En France, les projets de navettes autonomes personnalisées soutenus par les pouvoirs publics bourgeonnent. Les Frenchies en pointe sont Easymile, Milla Group, le groupe Lohr et Navya. Des navettes circulent entre « Nantes-Atlantique » et « Neustrie », le terminus de la ligne 3 du tramway nantais, la « Demoiselle » assure la liaison entre la zone d’activité de la Duranne et la gare Aix-en-Provence TGV, tandis qu’à Montpellier des droïdes de la startup TwinswHeel livrent des colis postaux. Autre cas d’usage : une navette convoie les touristes entre la gare de Vernon et les nymphéas de Giverny. Dans l’Indre, à « Cœur de Brenne », des navettes autonomes ont désenclavé, sur un parcours de 37 km (un record), quatre villages de cette communauté d’agglomération comptant onze clochers.


« La technologie est là et fonctionne bien pour une navette isolée. La circulation sur route ouverte en interaction avec l’humain est plus complexe. Mais le plus compliqué reste le niveau d’acceptabilité des usagers et le soutien des territoires », martèle Paolo. « Nous sommes aussi en lien avec le Japon, la Chine, l’Allemagne, l’Espagne, les États-Unis sur des expérimentations analogues, mais aussi avec les acteurs du grand projet 5G Open Road en île de France (Saclay, Vélizy …) », surenchérit-il. Ce consortium expérimente, autour des possibilités communicantes de la 5G, une impressionnante palette de nouveaux services de mobilité urbaine, pour les livraisons, les transports collectifs, l’assistance aux personnes…


Six cas d’usage à l’essai dans les Alpes-Maritimes


« Dans notre département, nous menons six expérimentations phares : Valberg pour les besoins de l’arrière-pays et les stations de ski, Mandelieu pour les spécificités du tourisme littoral où nous simulons grâce à un jumeau numérique de la ville et des modèles réduits, Cannes pour l’évènementiel, Nice Métropole, Carros et Cagnes pour la logistique en zones d’activités industrielles et commerciales », termine Paolo. Son équipe utilise la méthode « Analyse 360 » pour bâtir des cas d’usage selon trois piliers : technologique, sociologique et économique.

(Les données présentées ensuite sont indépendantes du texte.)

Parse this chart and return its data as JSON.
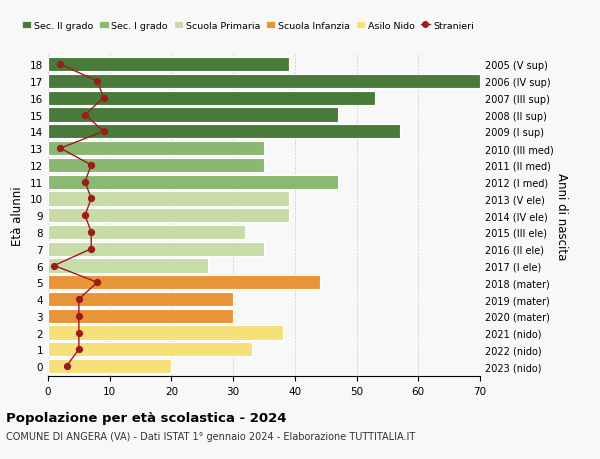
{
  "ages": [
    0,
    1,
    2,
    3,
    4,
    5,
    6,
    7,
    8,
    9,
    10,
    11,
    12,
    13,
    14,
    15,
    16,
    17,
    18
  ],
  "bar_values": [
    20,
    33,
    38,
    30,
    30,
    44,
    26,
    35,
    32,
    39,
    39,
    47,
    35,
    35,
    57,
    47,
    53,
    70,
    39
  ],
  "bar_colors": [
    "#f5e07a",
    "#f5e07a",
    "#f5e07a",
    "#e8953a",
    "#e8953a",
    "#e8953a",
    "#c8dba8",
    "#c8dba8",
    "#c8dba8",
    "#c8dba8",
    "#c8dba8",
    "#8ab870",
    "#8ab870",
    "#8ab870",
    "#4a7a3a",
    "#4a7a3a",
    "#4a7a3a",
    "#4a7a3a",
    "#4a7a3a"
  ],
  "stranieri_values": [
    3,
    5,
    5,
    5,
    5,
    8,
    1,
    7,
    7,
    6,
    7,
    6,
    7,
    2,
    9,
    6,
    9,
    8,
    2
  ],
  "right_labels": [
    "2023 (nido)",
    "2022 (nido)",
    "2021 (nido)",
    "2020 (mater)",
    "2019 (mater)",
    "2018 (mater)",
    "2017 (I ele)",
    "2016 (II ele)",
    "2015 (III ele)",
    "2014 (IV ele)",
    "2013 (V ele)",
    "2012 (I med)",
    "2011 (II med)",
    "2010 (III med)",
    "2009 (I sup)",
    "2008 (II sup)",
    "2007 (III sup)",
    "2006 (IV sup)",
    "2005 (V sup)"
  ],
  "legend_labels": [
    "Sec. II grado",
    "Sec. I grado",
    "Scuola Primaria",
    "Scuola Infanzia",
    "Asilo Nido",
    "Stranieri"
  ],
  "legend_colors": [
    "#4a7a3a",
    "#8ab870",
    "#c8dba8",
    "#e8953a",
    "#f5e07a",
    "#9b1c1c"
  ],
  "ylabel": "Età alunni",
  "right_ylabel": "Anni di nascita",
  "title": "Popolazione per età scolastica - 2024",
  "subtitle": "COMUNE DI ANGERA (VA) - Dati ISTAT 1° gennaio 2024 - Elaborazione TUTTITALIA.IT",
  "xlim": [
    0,
    70
  ],
  "xticks": [
    0,
    10,
    20,
    30,
    40,
    50,
    60,
    70
  ],
  "bg_color": "#f8f8f8",
  "bar_edge_color": "white",
  "grid_color": "#cccccc"
}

Crise du passé, métamorphose pour l’avenir


Dans Notre-Dame de Paris, Victor Hugo fait dire au prêtre Frollo « Ceci tuera cela », anticipant la substitution des grands livres de pierre par l’imprimerie. Paolo confesse aimer cette citation qu’il applique à un monde où l’IA déferle. Il pense a contrario qu’elle va améliorer mais pas tuer. Certes des emplois comme les « chauffeurs » risquent de disparaître au profit d’autres comme les « superviseurs » qui éviteront les pathologies du dos. Diane résume : « Le vrai défi de la mobilité est de réduire les obstacles qui empêchent l’utilisation des transports collectifs. Le vrai frein vient de ce déficit en désirabilité. »


Mobilité : la tentation du télétravail


À Sophia, les confinements Covid ont modifié la perception du télétravail, côté employés et employeurs. Désormais plus souhaité par les uns et mieux accepté par les autres, il a catalysé une diminution du trafic pendulaire. Une crise, si douloureuse soit-elle, peut changer radicalement des comportements pourtant profondément ancrés dans nos rituels.


Navettes collectives contre véhicule individuel : le bon sens a tranché


L’automobile nécessite l’apprentissage de la conduite et l’IA la conduite de l’apprentissage. Le discours « voiture autonome » des débuts a opéré un glissement sémantique discret vers la « navette autonome ». Environnements contraints, cas d’usage validés, évolution vers des territoires intelligents, neutralité carbone et résilience, acceptabilité et cohérence économique… les justificatifs sont nombreux pour légitimer les navettes autonomes personnalisées. Les défis techniques sont moins ardus mais surtout l’offre rencontre une vraie demande. 


Comme toujours, l’innovation ne tient pas debout par la simple fascination qu’elle suscite. Elle doit répondre à un besoin des usagers, dans un cadre économique viable. Tous ces programmes ENA en cours le démontrent.